- Born: 1958 (age 67–68) Bradford, England
- Medical career
- Profession: Surgeon
- Institutions: Nuffield Orthopaedic Centre, University of Oxford
- Sub-specialties: Orthopaedic surgery
- Research: Patient-reported outcome, Shoulder surgery
- Awards: Robert Jones Gold medal of the British Orthopaedic Association; Hunterian Professorship of the Royal College of Surgeons of England; fellow of the Academy of Medical Sciences.

= Andrew J. Carr =

Orthopaedic surgeon and professor

Andrew Jonathan Carr, FMedSci (born 1958 in Bradford, England) is a British surgeon and has been the sixth Nuffield Professor of Orthopaedics since 2001. He was head of the Nuffield Department of Orthopaedics, Rheumatology and Musculoskeletal Sciences at the University of Oxford between 2001 and March 2022 when he was succeeded to that role by Professor Jonathan Rees.

Carr's research interests are primarily focused on developing and evaluating surgical technologies including joint replacement, arthroscopy and tissue engineering. He has led a number of UK-wide surgical randomized Clinical trials. With colleagues in Oxford he pioneered the involvement of patients in assessing the outcome of orthopaedic operations and has invented a series of patient reported outcome measures (PROMS). The Oxford Scores are now used worldwide in clinical trials and by national joint replacement registries. He works on the effectiveness of surgery in the treatment of chronic musculoskeletal pain including the placebo role of surgical procedures and the importance of central sensitization in persistent post-operative pain.
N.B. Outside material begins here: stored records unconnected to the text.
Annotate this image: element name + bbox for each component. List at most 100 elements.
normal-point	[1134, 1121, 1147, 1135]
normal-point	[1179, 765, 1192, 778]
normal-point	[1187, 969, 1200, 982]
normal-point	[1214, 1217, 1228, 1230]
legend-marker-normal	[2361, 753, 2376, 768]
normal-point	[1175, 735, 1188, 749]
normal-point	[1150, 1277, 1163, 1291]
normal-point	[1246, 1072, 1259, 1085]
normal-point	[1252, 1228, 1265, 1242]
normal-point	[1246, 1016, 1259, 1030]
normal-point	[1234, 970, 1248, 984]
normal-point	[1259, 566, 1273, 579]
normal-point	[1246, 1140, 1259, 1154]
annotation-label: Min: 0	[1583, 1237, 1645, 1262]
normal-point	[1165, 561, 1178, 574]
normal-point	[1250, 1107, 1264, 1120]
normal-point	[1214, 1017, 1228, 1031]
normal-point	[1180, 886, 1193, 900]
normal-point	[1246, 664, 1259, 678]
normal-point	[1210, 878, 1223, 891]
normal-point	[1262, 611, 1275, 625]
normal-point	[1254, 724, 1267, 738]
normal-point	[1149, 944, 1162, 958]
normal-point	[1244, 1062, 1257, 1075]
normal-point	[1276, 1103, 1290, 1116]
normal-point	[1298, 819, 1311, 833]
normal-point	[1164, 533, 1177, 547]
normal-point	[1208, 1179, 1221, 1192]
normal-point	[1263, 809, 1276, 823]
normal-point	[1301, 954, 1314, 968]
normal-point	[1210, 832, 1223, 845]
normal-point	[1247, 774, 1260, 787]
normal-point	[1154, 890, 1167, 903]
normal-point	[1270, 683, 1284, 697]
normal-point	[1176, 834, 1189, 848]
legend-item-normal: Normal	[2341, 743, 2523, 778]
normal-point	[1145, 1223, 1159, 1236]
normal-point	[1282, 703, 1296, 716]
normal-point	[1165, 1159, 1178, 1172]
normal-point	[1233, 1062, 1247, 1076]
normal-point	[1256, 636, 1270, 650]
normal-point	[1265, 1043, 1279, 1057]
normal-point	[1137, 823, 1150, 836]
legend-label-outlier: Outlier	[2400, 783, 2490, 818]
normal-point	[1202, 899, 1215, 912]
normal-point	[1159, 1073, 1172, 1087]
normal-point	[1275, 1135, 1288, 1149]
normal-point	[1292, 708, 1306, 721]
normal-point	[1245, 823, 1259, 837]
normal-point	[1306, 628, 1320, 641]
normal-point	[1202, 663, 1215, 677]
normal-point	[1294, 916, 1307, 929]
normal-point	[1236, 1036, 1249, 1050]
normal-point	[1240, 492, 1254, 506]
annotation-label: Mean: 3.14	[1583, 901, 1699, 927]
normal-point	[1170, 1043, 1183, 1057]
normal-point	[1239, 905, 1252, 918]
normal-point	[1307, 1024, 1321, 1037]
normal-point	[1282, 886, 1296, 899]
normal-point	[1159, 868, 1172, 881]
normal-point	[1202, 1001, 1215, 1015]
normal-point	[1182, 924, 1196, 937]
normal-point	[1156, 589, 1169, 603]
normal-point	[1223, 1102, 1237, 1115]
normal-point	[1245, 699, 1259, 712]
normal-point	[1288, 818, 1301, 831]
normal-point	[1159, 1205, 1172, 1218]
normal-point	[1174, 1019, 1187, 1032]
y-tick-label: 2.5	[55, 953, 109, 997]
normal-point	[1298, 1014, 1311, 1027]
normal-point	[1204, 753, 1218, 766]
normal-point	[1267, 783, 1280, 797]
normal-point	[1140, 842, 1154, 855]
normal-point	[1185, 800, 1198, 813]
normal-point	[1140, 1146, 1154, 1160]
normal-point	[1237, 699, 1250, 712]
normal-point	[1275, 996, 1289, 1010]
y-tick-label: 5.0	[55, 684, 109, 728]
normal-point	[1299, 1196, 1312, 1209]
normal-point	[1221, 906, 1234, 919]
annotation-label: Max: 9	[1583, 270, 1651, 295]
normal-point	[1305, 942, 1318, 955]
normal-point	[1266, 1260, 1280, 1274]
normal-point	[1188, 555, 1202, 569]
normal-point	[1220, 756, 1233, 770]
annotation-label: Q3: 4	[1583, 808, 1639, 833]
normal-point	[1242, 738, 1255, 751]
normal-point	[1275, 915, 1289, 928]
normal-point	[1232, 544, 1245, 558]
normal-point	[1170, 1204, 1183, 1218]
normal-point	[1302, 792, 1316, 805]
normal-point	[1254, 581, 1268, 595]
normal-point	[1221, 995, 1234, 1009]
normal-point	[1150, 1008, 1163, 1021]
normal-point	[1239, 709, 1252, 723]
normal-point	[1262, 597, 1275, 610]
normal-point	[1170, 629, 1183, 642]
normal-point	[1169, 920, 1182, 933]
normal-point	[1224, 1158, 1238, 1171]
In 2002 he founded the Botnar Research Centre as an Institute of Musculoskeletal Sciences. In 2008 he led the amalgamation of orthopaedics, rheumatology and musculoskeletal sciences to form a new department at Oxford University. In 2011, the department incorporated the Kennedy Institute of Rheumatology when it moved from Imperial College, London to the University of Oxford.

Carr was appointed founder Director of the National Institute for Health and Care Research (NIHR) Musculoskeletal Biomedical Research Unit (BRU) in Oxford in 2008 and, in 2011, became Divisional Director of the Nuffield Orthopaedic Centre section of the newly formed Oxford University Hospitals NHS Trust. His awards include the Robert Jones Gold medal of the British Orthopaedic Association and a Hunterian Professorship of the Royal College of Surgeons of England. He was elected a fellow of the Academy of Medical Sciences in 2009.

He has an honorary Doctorate in Medicine from the University of Copenhagen and an NIHR senior investigator award. In 2025 he was appointed a Member of the Order of the British Empire for services to orthopaedic research and training.